As an RTOS of choice we have chosen ChibiOS. It is free, small, extremely neatly written, and offers a Hardware Abstraction Layer (HAL). Unfortunately, at the time of writing of this, there is limited support for Arduino Due in ChibiOS. To overcome this problem we have started developing our own Arduino Due port for the ChibiOS (click here to see the code repository).

At the time of writing of this, the implementation is very preliminary:

• There is periodic mode only, i.e., multitasking is based on periodic timer interrupts;
• Support for the GCC compiler only (I still have no experience with IAR or ARM RealView Compilation Tools);
• At the HAL layer, there is only limited UART and PAL support.

In the near future, I will work on:

1. The I2C driver;
2. The SPI driver;
3. The USART driver;
4. The free-running mode.

Once the port becomes more stable and complete we will merge it into the official repository.

## Common Refrigerator Diagnostic Test-Bed Design, Part II

The various feedback control mechanisms in many devices contribute to failures. Engineered devices that use bad choice of control algorithm (for example hysteresis control instead of Proportional Integral Derivative control) may not satisfy the design constraints. A proportional coefficient in a PID controller may need recalibration and the device it controls may start, for example, oscillating in an undesired way.

The refrigerator in the test-bed we are designing uses very basic hysteresis control (also known as on-off or bang-bang control). The thermostat, when warmed-up to the set-point temperature mechanically closes the circuit which starts the compressor. When the temperature drops below the desired set-point the thermostat opens and the compressor stops.

We will modify this basic electro-mechanical subsystem to provide computerized control. The new schematic is shown in figure 1.

Modifying the electrical circuit of the refrigerator is very simple and requires cutting the wire from the thermostat to the power connector and rewiring the compressor terminals.

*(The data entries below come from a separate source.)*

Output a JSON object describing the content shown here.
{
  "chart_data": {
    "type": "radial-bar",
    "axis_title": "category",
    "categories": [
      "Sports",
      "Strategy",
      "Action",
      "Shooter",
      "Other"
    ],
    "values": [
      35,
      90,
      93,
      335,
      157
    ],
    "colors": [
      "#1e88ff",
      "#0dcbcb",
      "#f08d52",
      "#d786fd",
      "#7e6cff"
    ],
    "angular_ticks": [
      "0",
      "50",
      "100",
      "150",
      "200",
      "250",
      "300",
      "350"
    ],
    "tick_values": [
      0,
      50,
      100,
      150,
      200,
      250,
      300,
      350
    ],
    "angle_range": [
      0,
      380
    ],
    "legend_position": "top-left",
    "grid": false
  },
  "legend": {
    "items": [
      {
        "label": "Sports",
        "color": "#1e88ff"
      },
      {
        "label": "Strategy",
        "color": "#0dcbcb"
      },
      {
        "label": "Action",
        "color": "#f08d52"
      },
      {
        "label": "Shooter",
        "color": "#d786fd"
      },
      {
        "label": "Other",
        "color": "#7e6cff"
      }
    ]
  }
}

The process and the end-result are shown in the following photos:

The relay-board which is off-the shelf and is put in an aluminum box for electrical protection as shown below:

In the relay-board as well as everywhere else it is extremely important to do proper earthing. The reason for this is beyond safety: lack of good earthing can cause Electromagnetic Interference (EMI) problems. Finally, this is the Arduino shield which has all Arduino connectors for the refrigerator test-bed:

In the photo of the Arduino shield we can also see the current limiting resistors (for the thermostat and temperature sensors) and Light Emitting Diodes (LEDs) that provide basic indication for the health and operation of the test-bed. In our more modern Arduino shields we use Liquid Crystal Displays (LCDs) as they are also very cheap and easy to program.

By applying the modification described above, we can (1) change the type of control for this refrigerator and (2) inject failures. One of the possible changes in the control is to use different sensor instead of the existing thermostat control (for example a digital temperature sensor). More relevant to our goal is the ability to inject and retract thermostat open-circuits and short-circuits. Another failure is modifying the hysteresis time. We will have detailed discussion on the type of failure injections once we discuss the design of the benchmark scenarios.